Florida AG Pam Bondi says she won't be bullied after being confronted at Mr. Rogers movie

It wasn’t a beautiful day in the neighborhood.

Florida Attorney General Pam Bondi says she won’t be bullied by protesters like those who confronted her at a Friday night screening of the Mister Rogers documentary over her support of President Trump.

“I’m not going to be bullied by them,” Bondi said on “Fox & Friends” on Monday.

Bondi said she was in line with her boyfriend to buy tickets for “Won’t You Be My Neighbor?” at a Tampa, Fla., movie theater on Friday when a woman came up and began videotaping her.

“A woman approaches me in the ticket line and starts screaming that I was personally ripping babies out of the arms of mothers,” Bondi said. “And I said I’m glad you’re videoing this because I’ve never agreed with separating the mothers and the babies, and I said Congress has to act on this matter.”

Other protesters joined in, she said.

“Three huge guys came up and started, probably an inch from my face, screaming at me, every word in the book, cursing as loud as they could,” Bondi said.

A Florida state trooper assigned to Bondi intervened, and she and her boyfriend got their tickets and were headed into the theater when the protesters stopped them again.

“They ran and encircled me,” she said.

President Trump speaks during a meeting with state and local officials, including Florida Attorney General Pam Bondi, on school safety in February. (Photo: Mandel Ngan/AFP/Getty Images)
President Trump speaks during a meeting with state and local officials, including Florida Attorney General Pam Bondi, on school safety in February. (Photo: Mandel Ngan/AFP/Getty Images)

Bondi said the trooper again intervened, and they thought the situation was “defused.”

“We’re up getting popcorn at the concession stand and they came up again, just every curse word in the book,” Bondi recalled.

According to Bondi, one of the men spit on her head, though perhaps unintentionally.

“I can’t say that was intentional because he was yelling so loud,” she said. “I don’t know if it was him just spewing out of his mouth.”

The pair eventually made their way into the movie.

Video of a third confrontation, which occurred as Bondi was escorted by police from the theater, went viral after it was posted to social media.

“What would Mr.
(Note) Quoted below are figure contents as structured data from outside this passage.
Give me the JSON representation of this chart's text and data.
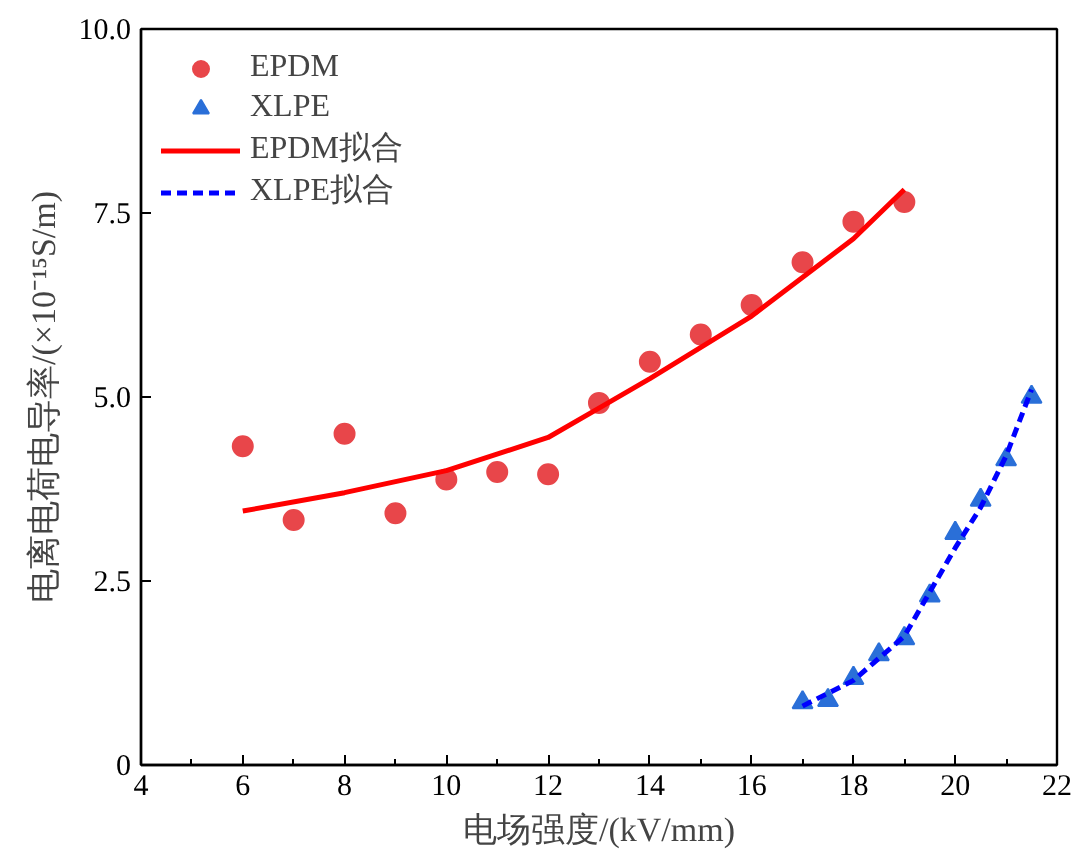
{
  "chart_data": {
    "type": "scatter",
    "xlabel": "电场强度/(kV/mm)",
    "ylabel": "电离电荷电导率/(×10⁻¹⁵S/m)",
    "xlim": [
      4,
      22
    ],
    "xticks": [
      4,
      6,
      8,
      10,
      12,
      14,
      16,
      18,
      20,
      22
    ],
    "ylim": [
      0,
      10
    ],
    "yticks": [
      0,
      2.5,
      {
        "value": 5,
        "label": "5.0"
      },
      7.5,
      {
        "value": 10,
        "label": "10.0"
      }
    ],
    "grid": false,
    "legend": "top left",
    "series": [
      {
        "name": "EPDM",
        "marker": "circle",
        "color": "#e8464a",
        "x": [
          6,
          7,
          8,
          9,
          10,
          11,
          12,
          13,
          14,
          15,
          16,
          17,
          18,
          19
        ],
        "values": [
          4.33,
          3.33,
          4.5,
          3.42,
          3.88,
          3.98,
          3.95,
          4.92,
          5.48,
          5.85,
          6.25,
          6.83,
          7.38,
          7.65
        ]
      },
      {
        "name": "XLPE",
        "marker": "triangle",
        "color": "#2a6fd8",
        "x": [
          17,
          17.5,
          18,
          18.5,
          19,
          19.5,
          20,
          20.5,
          21,
          21.5
        ],
        "values": [
          0.85,
          0.88,
          1.18,
          1.5,
          1.72,
          2.3,
          3.15,
          3.6,
          4.15,
          5.0
        ]
      },
      {
        "name": "EPDM拟合",
        "type": "line",
        "line_style": "solid",
        "color": "#ff0000",
        "x": [
          6,
          8,
          10,
          12,
          13,
          14,
          16,
          18,
          19
        ],
        "values": [
          3.45,
          3.7,
          4.0,
          4.45,
          4.85,
          5.25,
          6.1,
          7.15,
          7.82
        ]
      },
      {
        "name": "XLPE拟合",
        "type": "line",
        "line_style": "dashed",
        "color": "#0000ff",
        "x": [
          17,
          18,
          19,
          20,
          20.5,
          21,
          21.5
        ],
        "values": [
          0.8,
          1.15,
          1.75,
          2.95,
          3.5,
          4.2,
          5.1
        ]
      }
    ]
  }
}
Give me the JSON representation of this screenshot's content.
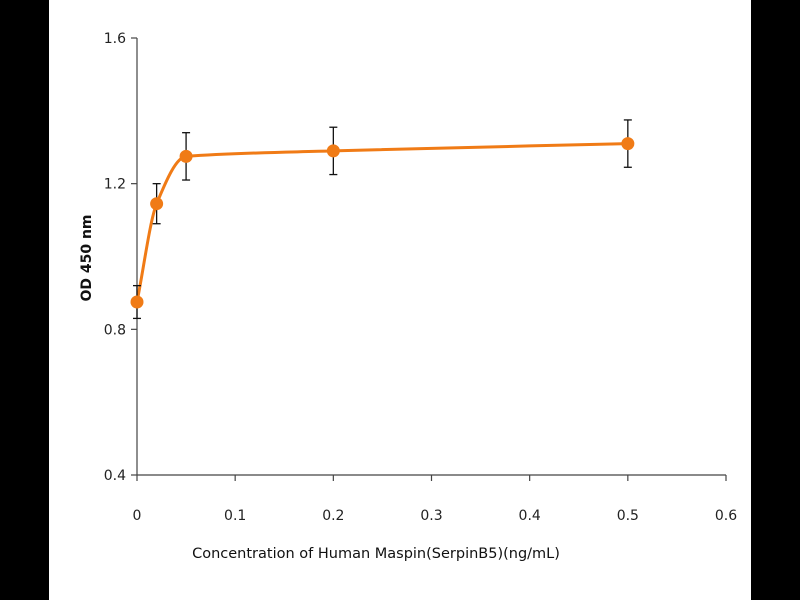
{
  "chart_data": {
    "type": "scatter",
    "title": "",
    "xlabel": "Concentration of Human Maspin(SerpinB5)(ng/mL)",
    "ylabel": "OD 450 nm",
    "xlim": [
      0,
      0.6
    ],
    "ylim": [
      0.4,
      1.6
    ],
    "x_ticks": [
      "0",
      "0.1",
      "0.2",
      "0.3",
      "0.4",
      "0.5",
      "0.6"
    ],
    "y_ticks": [
      "0.4",
      "0.8",
      "1.2",
      "1.6"
    ],
    "grid": false,
    "legend": "none",
    "series": [
      {
        "x": [
          0,
          0.02,
          0.05,
          0.2,
          0.5
        ],
        "y": [
          0.875,
          1.145,
          1.275,
          1.29,
          1.31
        ],
        "error": [
          0.045,
          0.055,
          0.065,
          0.065,
          0.065
        ],
        "color": "#f07b16",
        "line": "smooth"
      }
    ]
  }
}
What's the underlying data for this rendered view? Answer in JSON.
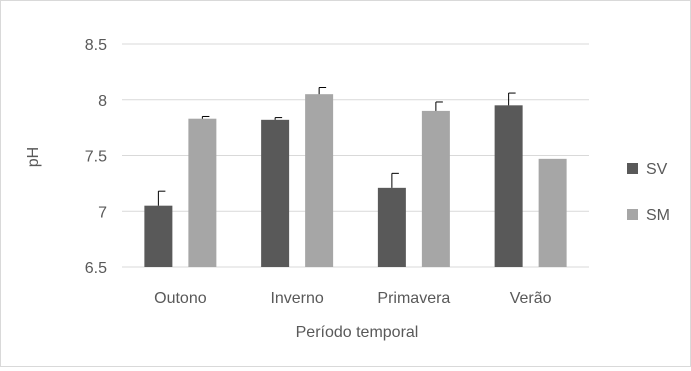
{
  "chart_data": {
    "type": "bar",
    "xlabel": "Período temporal",
    "ylabel": "pH",
    "ylim": [
      6.5,
      8.5
    ],
    "yticks": [
      "6.5",
      "7",
      "7.5",
      "8",
      "8.5"
    ],
    "ytick_values": [
      6.5,
      7.0,
      7.5,
      8.0,
      8.5
    ],
    "categories": [
      "Outono",
      "Inverno",
      "Primavera",
      "Verão"
    ],
    "series": [
      {
        "name": "SV",
        "color": "#595959",
        "values": [
          7.05,
          7.82,
          7.21,
          7.95
        ],
        "errors": [
          0.13,
          0.02,
          0.13,
          0.11
        ]
      },
      {
        "name": "SM",
        "color": "#a6a6a6",
        "values": [
          7.83,
          8.05,
          7.9,
          7.47
        ],
        "errors": [
          0.02,
          0.06,
          0.08,
          0.0
        ]
      }
    ],
    "grid": true,
    "legend_position": "right"
  }
}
Rogers think about you and your legacy in Florida?” one protester shouted. “Would Mr. Rogers take children away from their parents?”

Bondi wasn’t the only Trump supporter to be confronted in public on Friday. White House press secretary Sarah Sanders was asked to leave a small restaurant in rural Virginia after its staffers told the owner they were uncomfortable with her defense of the administration’s immigration policies.
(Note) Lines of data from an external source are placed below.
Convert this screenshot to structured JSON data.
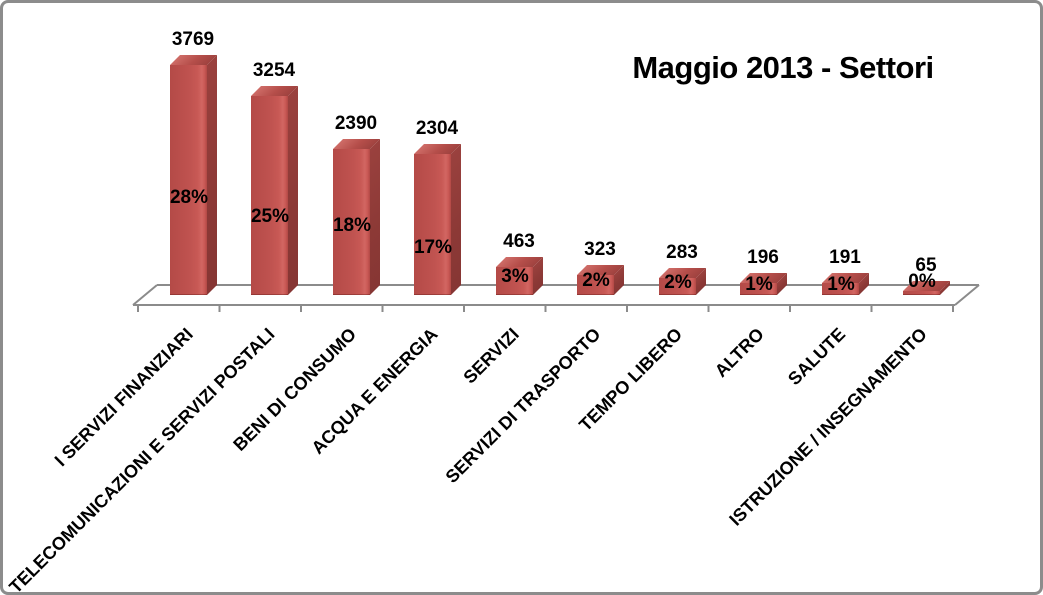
{
  "chart_data": {
    "type": "bar",
    "style": "3d-column",
    "title": "Maggio 2013 - Settori",
    "categories": [
      "I SERVIZI FINANZIARI",
      "TELECOMUNICAZIONI E SERVIZI POSTALI",
      "BENI DI CONSUMO",
      "ACQUA E ENERGIA",
      "SERVIZI",
      "SERVIZI DI TRASPORTO",
      "TEMPO LIBERO",
      "ALTRO",
      "SALUTE",
      "ISTRUZIONE / INSEGNAMENTO"
    ],
    "values": [
      3769,
      3254,
      2390,
      2304,
      463,
      323,
      283,
      196,
      191,
      65
    ],
    "percent_labels": [
      "28%",
      "25%",
      "18%",
      "17%",
      "3%",
      "2%",
      "2%",
      "1%",
      "1%",
      "0%"
    ],
    "ylim": [
      0,
      3769
    ],
    "grid": false,
    "legend": "none",
    "colors": {
      "bar_front": "#c0504d",
      "bar_side": "#8c3936",
      "bar_top": "#b54e4a",
      "axis_line": "#8b8b8b",
      "label_text": "#000000",
      "background": "#ffffff",
      "frame_border": "#8c8c8c"
    }
  }
}
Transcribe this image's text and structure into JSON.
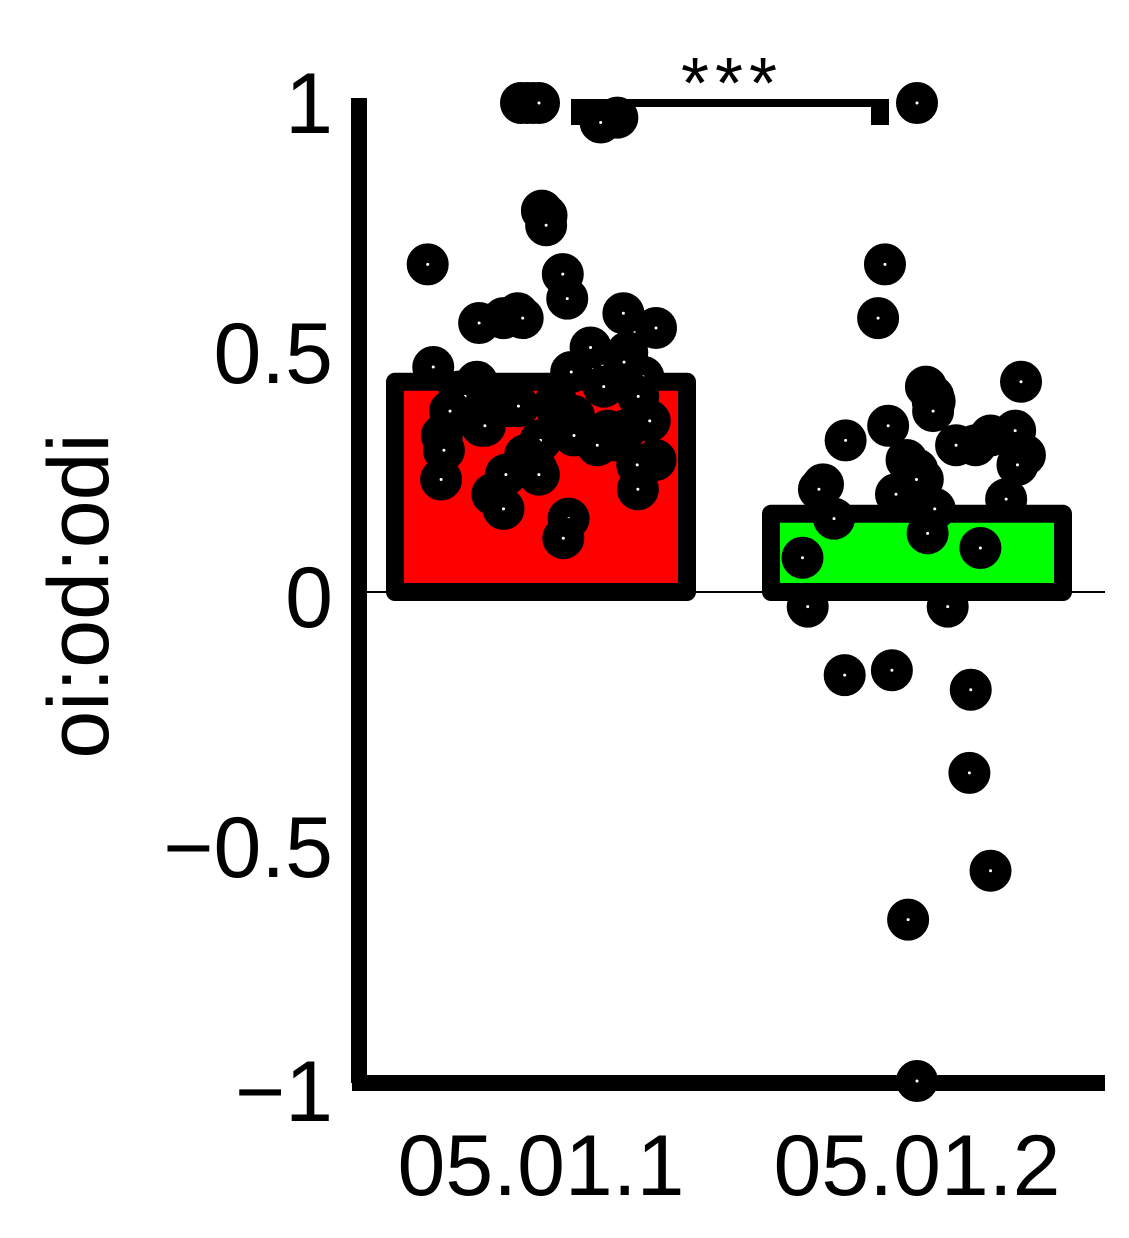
{
  "chart_data": {
    "type": "bar",
    "categories": [
      "05.01.1",
      "05.01.2"
    ],
    "ylabel": "oi:od:odi",
    "ylim": [
      -1,
      1
    ],
    "yticks": [
      {
        "value": 1,
        "label": "1"
      },
      {
        "value": 0.5,
        "label": "0.5"
      },
      {
        "value": 0,
        "label": "0"
      },
      {
        "value": -0.5,
        "label": "−0.5"
      },
      {
        "value": -1,
        "label": "−1"
      }
    ],
    "grid": false,
    "legend": "none",
    "series": [
      {
        "values": [
          0.43,
          0.16
        ],
        "colors": [
          "#ff0000",
          "#00ff00"
        ],
        "points": [
          [
            1.0,
            1.0,
            1.0,
            1.0,
            0.97,
            0.96,
            0.78,
            0.77,
            0.75,
            0.67,
            0.65,
            0.6,
            0.57,
            0.57,
            0.56,
            0.56,
            0.55,
            0.54,
            0.5,
            0.49,
            0.47,
            0.46,
            0.45,
            0.44,
            0.43,
            0.42,
            0.41,
            0.4,
            0.4,
            0.39,
            0.39,
            0.38,
            0.38,
            0.37,
            0.37,
            0.36,
            0.35,
            0.34,
            0.34,
            0.33,
            0.33,
            0.32,
            0.32,
            0.31,
            0.31,
            0.3,
            0.29,
            0.28,
            0.27,
            0.26,
            0.25,
            0.24,
            0.24,
            0.23,
            0.21,
            0.2,
            0.17,
            0.15,
            0.11
          ],
          [
            1.0,
            0.67,
            0.56,
            0.43,
            0.42,
            0.4,
            0.39,
            0.39,
            0.37,
            0.34,
            0.33,
            0.32,
            0.31,
            0.3,
            0.3,
            0.28,
            0.27,
            0.26,
            0.25,
            0.23,
            0.23,
            0.22,
            0.21,
            0.2,
            0.19,
            0.17,
            0.15,
            0.12,
            0.09,
            0.07,
            -0.03,
            -0.03,
            -0.16,
            -0.17,
            -0.2,
            -0.37,
            -0.57,
            -0.67,
            -1.0
          ]
        ]
      }
    ],
    "significance": {
      "label": "***",
      "from": "05.01.1",
      "to": "05.01.2",
      "y": 1.0
    }
  }
}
“This feels like the moment in our democracy when people have to make uncomfortable actions and decisions to uphold their morals,” Red Hen owner Stephanie Wilkinson told the Washington Post.

At a rally in Los Angeles on Saturday, Rep. Maxine Waters, D-Calif., told protesters to continue the public confrontations.
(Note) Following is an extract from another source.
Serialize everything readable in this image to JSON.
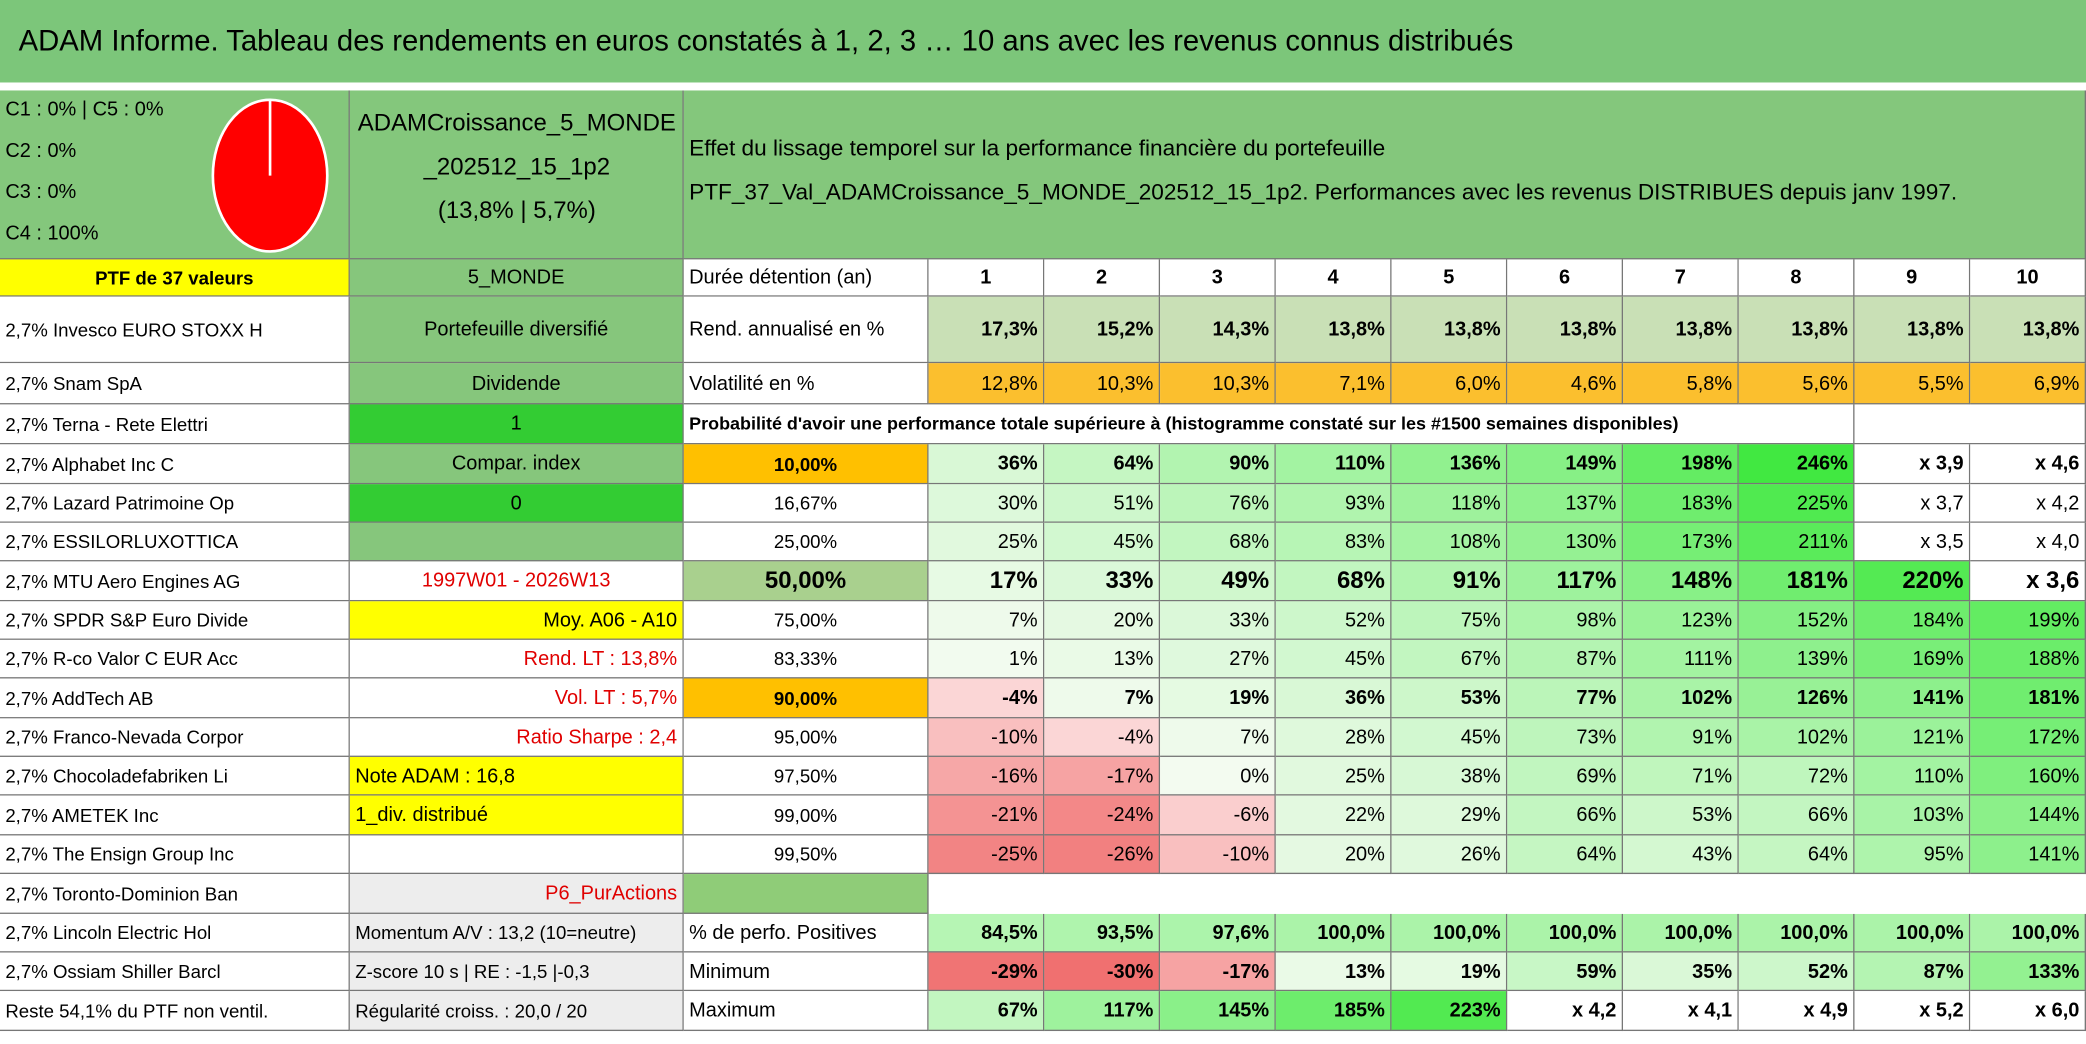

“If you see anybody from that Cabinet in a restaurant, in a department store, at a gasoline station, you get out and you create a crowd,” Waters said. “And you push back on them. And you tell them they’re not welcome anymore, anywhere.”

Bondi, a Trump administration ally, accused Waters of “inciting violence.”

“If she asks people to protest, that’s one thing,” Bondi said. “But … it’s not just yelling at someone and cursing at someone in a public place. They were trying to create a fight.”